It's been delayed, it's been the source of wrangling in Congress, and it's had consumers totally confused, but tomorrow the analogue TV signal is finally switched off in the States. And that could mean millions of viewers suddenly have no television.
Back in February, after extended lobbying, newly-installed Obama signed through legislation to delay the switchover to June 12 just days before it was due to take place. But reports suggest that over 10% of US households still aren't ready, and that the switchover may particularly affect the poor, the elderly, the disabled and non-English speakers.
What's more, Obama has ruled out any further delays: in a statement last week he said that "On June 12 the nation’s full-power television stations will switch to all-digital programming. The transition to digital will free up airwaves for broadband and enhanced emergency communications for our police officers, firefighters, and other first responders.
“In February, I worked with Congress to postpone the deadline television broadcasters had to end their analog signals, because it was clear that millions of Americans would have been left in the dark if the conversion had gone on as planned. I directed key members of my administration to reach out and help Americans, especially those in our most vulnerable communities, to make the switch to digital television.
“In the months since then, we have worked hand in hand with state and local officials, broadcasters and community groups to educate and assist millions of Americans with the transition. The number of households unprepared for digital television has been cut in half. Still, some people are not ready.
“I want to be clear: There will not be another delay. I urge everyone who is not yet prepared to act today, so you don’t lose important news and emergency information on June 12.
“And I encourage all Americans who are prepared, to talk to their friends, family and neighbors to make sure they get ready before it’s too late.”
Much of the difficulty has surrounded the administration of a voucher scheme, under which each household has been entitled to two $40 vouchers towards digital TV equipment. Many households applied late, or have not received their vouchers, and at one point there were shortages of low-priced digital converter boxes.
The stocks of converter boxes have now recovered, and authorities are advising those who still haven't received their vouchers to buy a box and install it, simply so they have access to vital information in the case of an emergency. And those with spare vouchers are being urged to pass them on to neighbours who haven't received coupons in time.
More than $2bn has been spent by the federal government to provide the coupons, but a report in the New York Times last weekend suggested some 12m households still may not be ready.
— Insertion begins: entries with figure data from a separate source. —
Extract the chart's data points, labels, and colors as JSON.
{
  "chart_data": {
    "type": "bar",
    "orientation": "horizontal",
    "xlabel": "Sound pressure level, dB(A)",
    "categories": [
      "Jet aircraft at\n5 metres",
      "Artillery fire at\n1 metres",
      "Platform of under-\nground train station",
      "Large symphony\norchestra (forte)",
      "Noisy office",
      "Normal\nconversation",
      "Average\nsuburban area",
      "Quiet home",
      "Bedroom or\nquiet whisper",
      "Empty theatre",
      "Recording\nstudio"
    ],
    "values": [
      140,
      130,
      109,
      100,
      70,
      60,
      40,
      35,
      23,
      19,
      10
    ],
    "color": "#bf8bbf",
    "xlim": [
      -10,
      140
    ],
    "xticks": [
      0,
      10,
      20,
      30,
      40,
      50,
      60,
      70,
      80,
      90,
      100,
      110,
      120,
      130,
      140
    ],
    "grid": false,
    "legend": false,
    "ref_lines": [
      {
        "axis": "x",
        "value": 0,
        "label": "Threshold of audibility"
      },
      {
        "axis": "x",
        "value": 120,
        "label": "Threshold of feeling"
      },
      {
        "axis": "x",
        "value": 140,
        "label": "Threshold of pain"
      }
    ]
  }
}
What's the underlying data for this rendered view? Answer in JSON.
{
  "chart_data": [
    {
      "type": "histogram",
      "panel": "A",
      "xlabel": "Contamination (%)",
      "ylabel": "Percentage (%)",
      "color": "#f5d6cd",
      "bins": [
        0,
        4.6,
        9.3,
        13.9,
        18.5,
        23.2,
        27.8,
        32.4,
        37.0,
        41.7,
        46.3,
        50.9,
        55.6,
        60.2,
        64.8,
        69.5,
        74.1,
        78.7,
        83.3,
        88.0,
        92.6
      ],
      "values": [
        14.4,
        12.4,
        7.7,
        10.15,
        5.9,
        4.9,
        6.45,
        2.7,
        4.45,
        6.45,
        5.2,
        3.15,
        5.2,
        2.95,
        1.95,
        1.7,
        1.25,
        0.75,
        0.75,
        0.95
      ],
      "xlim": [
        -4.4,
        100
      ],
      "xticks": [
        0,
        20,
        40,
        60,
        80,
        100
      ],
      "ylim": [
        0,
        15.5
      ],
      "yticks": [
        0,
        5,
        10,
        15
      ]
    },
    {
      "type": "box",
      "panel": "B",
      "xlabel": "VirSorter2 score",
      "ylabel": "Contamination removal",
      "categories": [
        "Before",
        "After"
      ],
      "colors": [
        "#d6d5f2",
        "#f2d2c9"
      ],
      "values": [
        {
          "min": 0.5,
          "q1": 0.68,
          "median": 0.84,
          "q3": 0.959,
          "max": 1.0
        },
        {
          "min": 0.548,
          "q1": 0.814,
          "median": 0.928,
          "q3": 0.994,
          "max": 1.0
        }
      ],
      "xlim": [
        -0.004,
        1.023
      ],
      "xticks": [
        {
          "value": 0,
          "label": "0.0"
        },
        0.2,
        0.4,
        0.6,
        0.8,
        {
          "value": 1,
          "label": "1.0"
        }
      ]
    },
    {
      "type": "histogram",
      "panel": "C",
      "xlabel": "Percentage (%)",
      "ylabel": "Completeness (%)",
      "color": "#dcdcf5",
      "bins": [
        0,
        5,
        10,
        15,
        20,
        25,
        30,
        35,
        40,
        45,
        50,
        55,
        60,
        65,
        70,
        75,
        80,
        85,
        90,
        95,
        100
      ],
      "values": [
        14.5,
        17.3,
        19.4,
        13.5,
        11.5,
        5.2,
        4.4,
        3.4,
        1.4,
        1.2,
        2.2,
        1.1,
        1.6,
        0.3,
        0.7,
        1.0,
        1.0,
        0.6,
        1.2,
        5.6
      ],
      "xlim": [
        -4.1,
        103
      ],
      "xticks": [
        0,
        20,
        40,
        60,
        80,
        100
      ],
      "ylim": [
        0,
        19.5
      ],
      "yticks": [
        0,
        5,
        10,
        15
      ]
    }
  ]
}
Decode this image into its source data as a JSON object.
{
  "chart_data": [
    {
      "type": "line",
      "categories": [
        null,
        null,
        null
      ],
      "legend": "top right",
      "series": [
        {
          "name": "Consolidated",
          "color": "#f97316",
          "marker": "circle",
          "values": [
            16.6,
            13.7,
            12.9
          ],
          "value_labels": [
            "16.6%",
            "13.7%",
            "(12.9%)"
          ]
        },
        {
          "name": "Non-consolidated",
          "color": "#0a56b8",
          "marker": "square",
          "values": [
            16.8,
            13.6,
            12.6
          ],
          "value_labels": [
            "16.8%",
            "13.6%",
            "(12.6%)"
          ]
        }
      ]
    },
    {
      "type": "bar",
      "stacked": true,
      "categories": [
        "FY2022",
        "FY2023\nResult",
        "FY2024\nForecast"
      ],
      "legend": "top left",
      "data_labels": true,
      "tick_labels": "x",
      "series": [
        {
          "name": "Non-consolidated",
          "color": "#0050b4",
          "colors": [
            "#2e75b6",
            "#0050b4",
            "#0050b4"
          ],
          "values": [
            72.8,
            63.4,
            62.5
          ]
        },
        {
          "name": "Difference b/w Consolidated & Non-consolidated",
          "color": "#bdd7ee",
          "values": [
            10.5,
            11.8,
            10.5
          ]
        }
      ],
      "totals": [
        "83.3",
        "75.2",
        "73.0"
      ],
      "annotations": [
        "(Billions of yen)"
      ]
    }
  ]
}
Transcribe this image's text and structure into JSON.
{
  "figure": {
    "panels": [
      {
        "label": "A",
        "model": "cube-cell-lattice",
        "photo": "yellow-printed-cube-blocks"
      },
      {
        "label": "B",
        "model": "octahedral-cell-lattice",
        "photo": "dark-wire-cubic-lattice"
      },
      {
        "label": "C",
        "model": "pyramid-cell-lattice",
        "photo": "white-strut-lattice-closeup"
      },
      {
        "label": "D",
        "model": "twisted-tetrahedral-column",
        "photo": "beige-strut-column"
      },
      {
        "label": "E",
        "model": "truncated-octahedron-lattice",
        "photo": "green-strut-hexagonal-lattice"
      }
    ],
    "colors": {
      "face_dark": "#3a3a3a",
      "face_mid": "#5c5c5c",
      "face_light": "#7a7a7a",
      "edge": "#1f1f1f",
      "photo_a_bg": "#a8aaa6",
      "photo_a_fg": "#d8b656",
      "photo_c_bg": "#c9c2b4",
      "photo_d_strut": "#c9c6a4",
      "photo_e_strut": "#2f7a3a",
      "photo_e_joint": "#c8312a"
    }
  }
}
Some 3m of those have no access to cable or sattellite TV, which will be unaffected by the switchover, while 9m more may have sets with no converter.
According to research, major cities such as New York, Los Angeles, Chicago and Philadelphia are among the most vulnerable, while Puerto Rico tops the list simply because it has the largest proportion of homes without cable or satellite. In New York alone, it's thought over 400,000 homes will wake up to no TV tomorrow.
The Federal Communications Commission is bracing for a storm of complaints from those with no reception: it's spending $40m on a call centre, which will be fully staffed tomorrow and over the weekend.
But the best comments on the whole fiasco comes from commerce secretary Gary F. Locke. He identified the fact that Americans tend to procrastinate, saying that “There are so many people who are always waiting until the last minute, whether it is college students doing term papers, or people filing taxes, or people like me who wait until Christmas Eve to do their shopping.”
And he added “Too many people don’t know the difference between digital and analog. I didn’t even know myself until a few months ago when my brother-in-law explained it to me.”